Avec précaution, Connor repoussa lentement le bras de son ami et s'extirpa du lit. Le parquet sous ses pieds était réel, inchangé depuis des années. Les affiches de films étaient toujours étendues sur les murs, reliques d'un âge d'or de l'horreur qui lui manquait à lui et Gavin. Quand il passa devant l'armoire, il sentit l'odeur du jean et celle du coton enchevêtrées, un parfum unique qui associait leur style vestimentaire.

Tout était comme ils l'avaient laissé en partant déjeuner chez Hank.

Le problème venait alors peut-être de lui.

Sans un bruit, Connor se dirigea vers la salle de bains et n'alluma la lumière qu'une fois la porte refermée. Là, il se fixa dans le miroir.

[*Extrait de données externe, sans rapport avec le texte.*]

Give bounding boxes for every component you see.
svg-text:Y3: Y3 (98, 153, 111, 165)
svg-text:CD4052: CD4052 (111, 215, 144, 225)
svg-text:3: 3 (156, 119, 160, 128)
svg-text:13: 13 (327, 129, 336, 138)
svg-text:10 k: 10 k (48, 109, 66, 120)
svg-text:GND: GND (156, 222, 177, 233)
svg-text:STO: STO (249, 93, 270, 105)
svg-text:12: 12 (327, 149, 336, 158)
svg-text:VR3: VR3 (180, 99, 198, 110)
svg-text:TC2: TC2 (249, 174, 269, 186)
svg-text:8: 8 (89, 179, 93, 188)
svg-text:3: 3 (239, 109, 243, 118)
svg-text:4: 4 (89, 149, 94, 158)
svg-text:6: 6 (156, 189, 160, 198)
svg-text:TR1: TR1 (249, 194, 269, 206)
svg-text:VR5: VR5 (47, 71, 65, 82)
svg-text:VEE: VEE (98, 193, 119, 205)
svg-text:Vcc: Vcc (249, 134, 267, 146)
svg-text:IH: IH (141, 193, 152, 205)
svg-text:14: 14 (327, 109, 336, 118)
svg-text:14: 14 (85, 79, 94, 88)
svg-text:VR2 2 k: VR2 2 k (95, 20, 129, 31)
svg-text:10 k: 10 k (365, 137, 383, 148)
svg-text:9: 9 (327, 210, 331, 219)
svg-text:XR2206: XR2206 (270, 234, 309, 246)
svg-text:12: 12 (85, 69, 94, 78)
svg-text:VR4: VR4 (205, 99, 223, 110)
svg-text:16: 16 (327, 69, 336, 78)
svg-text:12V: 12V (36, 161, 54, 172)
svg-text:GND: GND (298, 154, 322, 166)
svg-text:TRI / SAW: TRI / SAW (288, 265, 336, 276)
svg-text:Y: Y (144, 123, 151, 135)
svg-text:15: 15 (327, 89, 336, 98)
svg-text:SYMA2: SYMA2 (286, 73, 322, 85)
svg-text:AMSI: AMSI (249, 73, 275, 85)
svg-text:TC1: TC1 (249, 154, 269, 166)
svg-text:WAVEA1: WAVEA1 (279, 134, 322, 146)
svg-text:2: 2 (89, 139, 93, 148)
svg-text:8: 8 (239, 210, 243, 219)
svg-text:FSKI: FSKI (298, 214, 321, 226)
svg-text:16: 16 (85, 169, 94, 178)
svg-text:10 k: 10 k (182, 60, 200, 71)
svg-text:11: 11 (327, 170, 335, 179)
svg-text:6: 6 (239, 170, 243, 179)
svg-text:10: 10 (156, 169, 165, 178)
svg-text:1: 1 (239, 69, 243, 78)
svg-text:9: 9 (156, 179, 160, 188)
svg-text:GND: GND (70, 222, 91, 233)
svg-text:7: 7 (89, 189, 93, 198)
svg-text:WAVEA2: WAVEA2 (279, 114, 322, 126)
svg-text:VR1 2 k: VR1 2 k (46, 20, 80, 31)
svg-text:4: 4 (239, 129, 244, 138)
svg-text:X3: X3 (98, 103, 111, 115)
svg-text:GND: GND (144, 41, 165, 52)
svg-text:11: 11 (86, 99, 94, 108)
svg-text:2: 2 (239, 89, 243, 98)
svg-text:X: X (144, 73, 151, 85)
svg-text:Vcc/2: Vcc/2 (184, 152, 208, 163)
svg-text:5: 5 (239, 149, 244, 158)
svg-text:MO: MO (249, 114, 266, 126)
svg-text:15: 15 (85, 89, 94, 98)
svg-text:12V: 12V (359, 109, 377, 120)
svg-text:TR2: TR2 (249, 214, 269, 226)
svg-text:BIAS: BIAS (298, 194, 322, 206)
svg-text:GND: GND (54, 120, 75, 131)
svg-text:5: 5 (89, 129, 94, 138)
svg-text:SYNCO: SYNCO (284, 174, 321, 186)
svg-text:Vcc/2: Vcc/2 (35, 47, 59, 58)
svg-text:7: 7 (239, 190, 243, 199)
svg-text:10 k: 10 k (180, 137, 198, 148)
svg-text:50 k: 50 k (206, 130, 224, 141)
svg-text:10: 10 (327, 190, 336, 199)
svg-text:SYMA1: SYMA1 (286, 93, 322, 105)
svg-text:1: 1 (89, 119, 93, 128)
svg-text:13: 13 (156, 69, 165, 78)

Sans le pansement à l'épaule, il se serait reconnu sans la moindre hésitation.

Une lueur passa, comme si l'ampoule avait gagné en intensité pour un court instant. Prenant appui sur le lavabo, Connor se pencha et inspecta son visage. Ses yeux avaient toujours cette couleur proche du noir, sa mâchoire était lisse, débarrassée de la barbe qui avait commencé à pousser à l'hôpital. Même s'il n'était rentré que depuis la veille, il se trouvait moins pâle et ses cernes s'estompaient déjà.

C'était le choc qui rendait cette vie étrangère.

Il avait juste besoin de temps.

Certain d'être là, certain d'être lui, Connor retourna au lit et essaya de s'endormir.